Dapi adalah seorang balita berusia 2,9 tahun. Sayangnya di usianya itu, berat badan yang hanya dimiliki Dapi cuma 5,5 Kg. Prediksi dokter, Dapi menderita gizi buruk, kelainan jantung serta kekurangan hemoglobin (HB).
Untuk mengembalikan ke berat badan normal, saat ini Dapi tengah mendapat perawatan intensif di RSUD Fatmawati, Jakarta Selatan. Bunyi alat medis terus terdengar dari kamar yang ditempati Dapi.
SCROLL TO CONTINUE WITH CONTENT
Setelah mengantongi izin dari orangtuanya, detikcom diperbolehkan untuk melihat Dapi dari dekat yang ditempatkan di ruangan PICU (Pediatric Intensive Care Unit).

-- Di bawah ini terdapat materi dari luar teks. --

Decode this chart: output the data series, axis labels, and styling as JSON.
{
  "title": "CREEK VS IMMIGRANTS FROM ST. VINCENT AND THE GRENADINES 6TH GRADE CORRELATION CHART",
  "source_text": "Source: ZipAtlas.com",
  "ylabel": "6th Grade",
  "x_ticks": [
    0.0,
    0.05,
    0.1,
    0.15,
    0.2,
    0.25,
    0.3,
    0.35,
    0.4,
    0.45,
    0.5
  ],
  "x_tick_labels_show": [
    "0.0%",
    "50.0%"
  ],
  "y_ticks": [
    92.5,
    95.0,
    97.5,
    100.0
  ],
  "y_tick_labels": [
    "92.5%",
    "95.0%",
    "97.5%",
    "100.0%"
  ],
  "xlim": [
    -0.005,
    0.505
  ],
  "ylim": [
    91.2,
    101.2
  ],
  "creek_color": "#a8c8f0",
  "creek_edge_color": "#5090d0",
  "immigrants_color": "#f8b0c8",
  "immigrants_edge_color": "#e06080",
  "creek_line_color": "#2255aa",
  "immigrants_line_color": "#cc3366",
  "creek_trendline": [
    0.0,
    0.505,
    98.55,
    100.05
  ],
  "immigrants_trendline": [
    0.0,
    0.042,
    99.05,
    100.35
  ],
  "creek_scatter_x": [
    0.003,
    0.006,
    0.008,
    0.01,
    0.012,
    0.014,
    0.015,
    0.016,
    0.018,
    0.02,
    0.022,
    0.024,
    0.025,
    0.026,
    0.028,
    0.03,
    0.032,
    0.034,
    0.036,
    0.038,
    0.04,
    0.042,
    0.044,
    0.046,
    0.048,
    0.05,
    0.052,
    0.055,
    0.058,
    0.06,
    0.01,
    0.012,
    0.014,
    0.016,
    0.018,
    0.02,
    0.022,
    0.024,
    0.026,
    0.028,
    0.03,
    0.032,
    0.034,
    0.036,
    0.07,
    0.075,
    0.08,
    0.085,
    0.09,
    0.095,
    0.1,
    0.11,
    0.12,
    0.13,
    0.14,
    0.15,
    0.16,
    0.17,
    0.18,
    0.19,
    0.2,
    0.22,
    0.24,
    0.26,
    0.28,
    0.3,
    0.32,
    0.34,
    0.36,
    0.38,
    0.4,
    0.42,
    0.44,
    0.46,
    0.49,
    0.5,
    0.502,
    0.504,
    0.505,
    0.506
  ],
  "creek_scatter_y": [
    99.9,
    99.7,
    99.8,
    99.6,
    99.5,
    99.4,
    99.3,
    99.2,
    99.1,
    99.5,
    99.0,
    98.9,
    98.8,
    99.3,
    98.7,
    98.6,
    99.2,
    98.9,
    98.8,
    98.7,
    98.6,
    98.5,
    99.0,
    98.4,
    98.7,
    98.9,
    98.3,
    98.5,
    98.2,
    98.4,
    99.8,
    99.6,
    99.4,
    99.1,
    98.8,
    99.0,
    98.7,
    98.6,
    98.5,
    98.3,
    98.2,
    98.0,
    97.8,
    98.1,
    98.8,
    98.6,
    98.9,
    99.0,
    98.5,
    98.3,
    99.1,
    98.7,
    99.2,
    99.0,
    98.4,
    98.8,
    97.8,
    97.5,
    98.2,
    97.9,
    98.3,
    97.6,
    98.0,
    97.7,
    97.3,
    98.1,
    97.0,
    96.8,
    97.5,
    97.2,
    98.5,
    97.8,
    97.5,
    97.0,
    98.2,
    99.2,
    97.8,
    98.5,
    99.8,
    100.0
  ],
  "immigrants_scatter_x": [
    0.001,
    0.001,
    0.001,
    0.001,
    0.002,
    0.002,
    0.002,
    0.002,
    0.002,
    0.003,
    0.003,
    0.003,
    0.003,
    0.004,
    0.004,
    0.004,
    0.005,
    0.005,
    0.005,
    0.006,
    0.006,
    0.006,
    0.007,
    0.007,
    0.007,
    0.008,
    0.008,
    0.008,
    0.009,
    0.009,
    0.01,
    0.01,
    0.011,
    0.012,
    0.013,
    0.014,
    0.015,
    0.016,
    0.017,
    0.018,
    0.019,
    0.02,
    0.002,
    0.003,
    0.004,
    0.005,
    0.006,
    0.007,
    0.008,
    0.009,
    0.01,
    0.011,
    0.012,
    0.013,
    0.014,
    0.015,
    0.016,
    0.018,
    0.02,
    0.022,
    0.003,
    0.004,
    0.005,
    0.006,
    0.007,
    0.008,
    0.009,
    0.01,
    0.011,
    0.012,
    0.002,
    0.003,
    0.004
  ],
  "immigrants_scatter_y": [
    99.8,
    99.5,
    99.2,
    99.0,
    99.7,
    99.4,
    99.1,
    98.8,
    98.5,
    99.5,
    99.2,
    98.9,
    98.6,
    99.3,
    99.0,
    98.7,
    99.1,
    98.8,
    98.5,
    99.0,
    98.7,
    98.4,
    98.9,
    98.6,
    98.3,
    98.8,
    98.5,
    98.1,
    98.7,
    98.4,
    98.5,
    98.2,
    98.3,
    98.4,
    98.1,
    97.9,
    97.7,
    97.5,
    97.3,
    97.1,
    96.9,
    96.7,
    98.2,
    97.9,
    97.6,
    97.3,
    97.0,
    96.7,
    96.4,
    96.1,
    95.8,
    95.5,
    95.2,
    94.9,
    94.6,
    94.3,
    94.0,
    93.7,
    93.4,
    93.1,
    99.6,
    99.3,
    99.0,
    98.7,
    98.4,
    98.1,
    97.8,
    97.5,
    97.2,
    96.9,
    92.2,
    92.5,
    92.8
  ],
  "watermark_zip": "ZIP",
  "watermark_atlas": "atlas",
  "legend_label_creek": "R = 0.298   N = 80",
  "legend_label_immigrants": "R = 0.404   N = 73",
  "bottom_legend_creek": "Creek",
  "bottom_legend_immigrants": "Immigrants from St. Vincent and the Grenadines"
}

Saking kecilnya badan Dapi, kita bisa tidak menyangka jika di tempat tidur itu sedang terbaring seorang balita yang kondisinya sangat lemah. Terlebih lagi seluruh badan Dapi hingga rambutnya, ditutupi oleh selimut khusus bayi.
Ukuran badan Dapi memang jauh di bawah bayi normal. Telapak tangannya sangatlah kecil. Terlihat jelas ada bekas infus di tangannya yang agak sedikit mengekerut.
Apalagi kepalanya. Jika tidak berlebihan, ukuran kepala Dapi tidak jauh berbeda dengan bayi yang baru lahir. Tatapan mata Dapi yang lahir 8 Desember 2008, tampak mencoba mengikuti saat detikcom masuk ke dalam kamar. Namun tatapan mata yang menggambarkan seberapa lemas kondisinya.
Tidak ada ucapan sedikitpun yang keluar dari bibir mungil Dapi. Termasuk rengekan, tangisan bahkan senyuman.
"Sekarang dia ngomongnya jadi nggak jelas apa artinya, padahal waktu umur setahun, ia masih bisa manggil 'emak' dan 'bapak'," jelas Ibu Dapi, Ida, Sabtu (30/7/2011).
Pelan-pelan, mata Dapi kembali menutup, tanda dia ingin kembali tidur untuk istirahat.